Nelle interviste che rende, Mancini non lascia niente all’intuito. E’ chiaro e preciso nel riportare date e ricordare i fatti ai quali ha preso parte personalmente. Perché fino a qualche tempo fa la “guerra ai rifiuti pericolosi” e al traffico illecito, era una guerra che pochi avevano scelto di intraprendere. E lui è stato tra i pochi coraggiosi.
Senza esitare ora Mancini racconta dei Casalesi “erano loro che gestivano il traffico dei rifiuti, coordinati dal broker Cipriano Chianese. Lo stesso tutt’ora attivo non solo nella Campania, ma nel Lazio e precisamente a Latina e Frosinone, dove continua a mantenere rapporti di lavoro con soggetti e società”.
E’ assai ampia la fetta di territorio interessata dall’inquinamento. Così come considerevole il numero di cittadini coinvolti. E Mancini non ne fa segreto. Anche perché “sono convito io, ma lo è ancor di più Milita che bisogna intervenire subito altrimenti l’inquinamento diventerà irreversibile e non solo in Campania, ma anche nel Lazio”.

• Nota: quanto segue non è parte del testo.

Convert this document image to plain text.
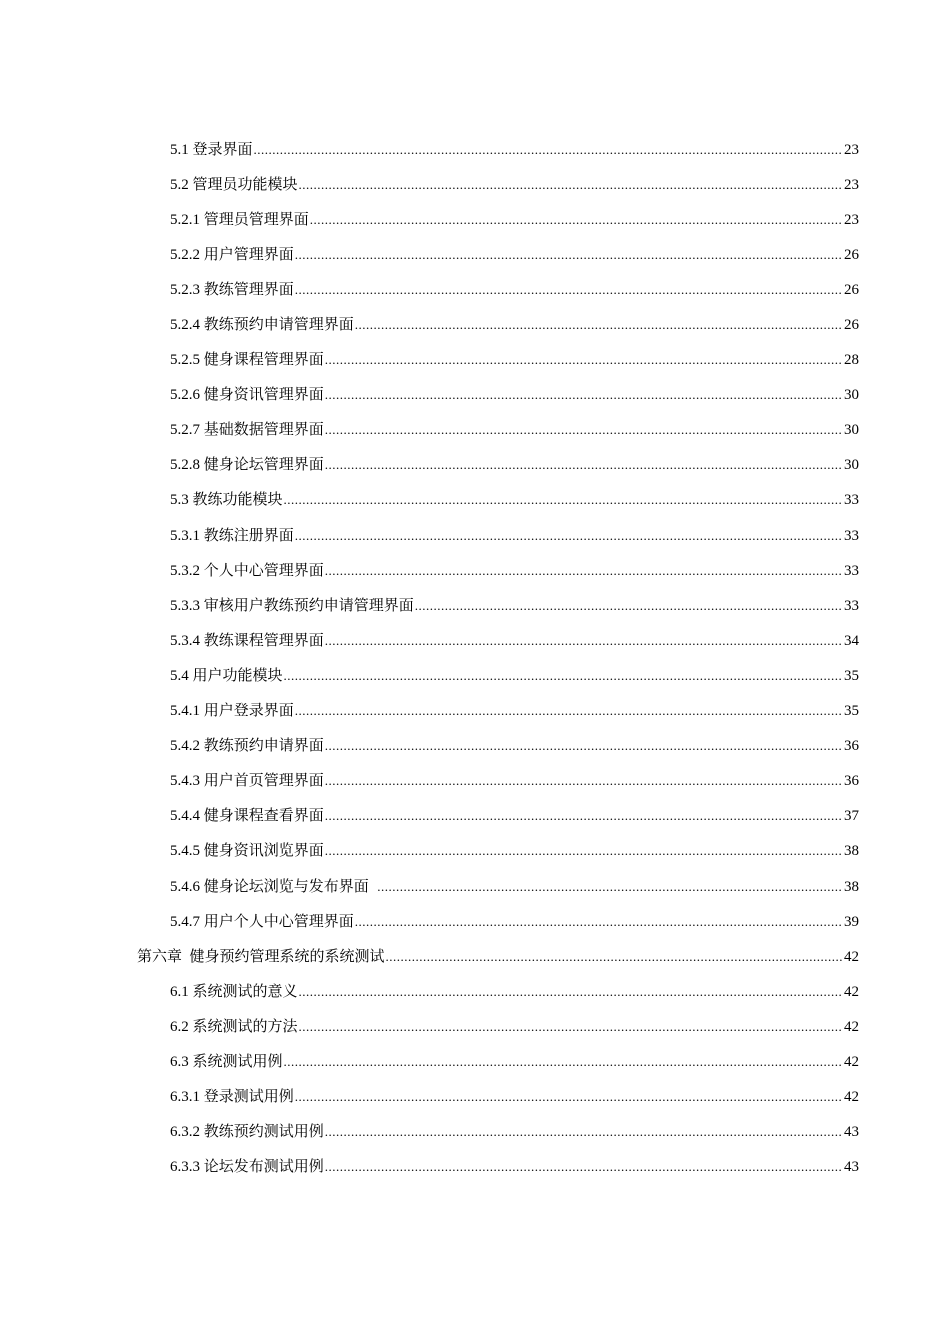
5.1 登录界面 .....	23
5.2 管理员功能模块 .....	23
5.2.1 管理员管理界面 .....	23
5.2.2 用户管理界面 .....	26
5.2.3 教练管理界面 .....	26
5.2.4 教练预约申请管理界面 .....	26
5.2.5 健身课程管理界面 .....	28
5.2.6 健身资讯管理界面 .....	30
5.2.7 基础数据管理界面 .....	30
5.2.8 健身论坛管理界面 .....	30
5.3 教练功能模块 .....	33
5.3.1 教练注册界面 .....	33
5.3.2 个人中心管理界面 .....	33
5.3.3 审核用户教练预约申请管理界面 .....	33
5.3.4 教练课程管理界面 .....	34
5.4 用户功能模块 .....	35
5.4.1 用户登录界面 .....	35
5.4.2 教练预约申请界面 .....	36
5.4.3 用户首页管理界面 .....	36
5.4.4 健身课程查看界面 .....	37
5.4.5 健身资讯浏览界面 .....	38
5.4.6 健身论坛浏览与发布界面 .....	38
5.4.7 用户个人中心管理界面 .....	39
第六章  健身预约管理系统的系统测试 .....	42
6.1 系统测试的意义 .....	42
6.2 系统测试的方法 .....	42
6.3 系统测试用例 .....	42
6.3.1 登录测试用例 .....	42
6.3.2 教练预约测试用例 .....	43
6.3.3 论坛发布测试用例 .....	43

Questi territori il sostituto commissario li ha perlustrati a bordo di un elicottero a fianco a Carmine Schiavone per individuare i “siti” nei quali erano stati sotterrati i rifiuti.
Sono territori sui quali il poliziotto ha investigato, persino effettuando personalmente i sopralluoghi. I controlli li ha eseguiti direttamente nelle discariche, all’interno di centrali nucleari. Non pensando mai alle conseguenze. Eppure, purtroppo, Mancini conseguenze per gli anni trascorsi tra i rifiuti tossici ne ha avute. Eccome. Da anni è affetto da un tumore del sangue e a breve verrà sottoposto ad un trapianto. La sua è una “malattia per causa di servizio”. Eppure nonostante lo scotto tanto grande pagato per aver cercato di portare alla luce una gestione illecita dei rifiuti Mancini ha avuto un risarcimento danni che è assurdo anche definire ridicolo: 5mila euro.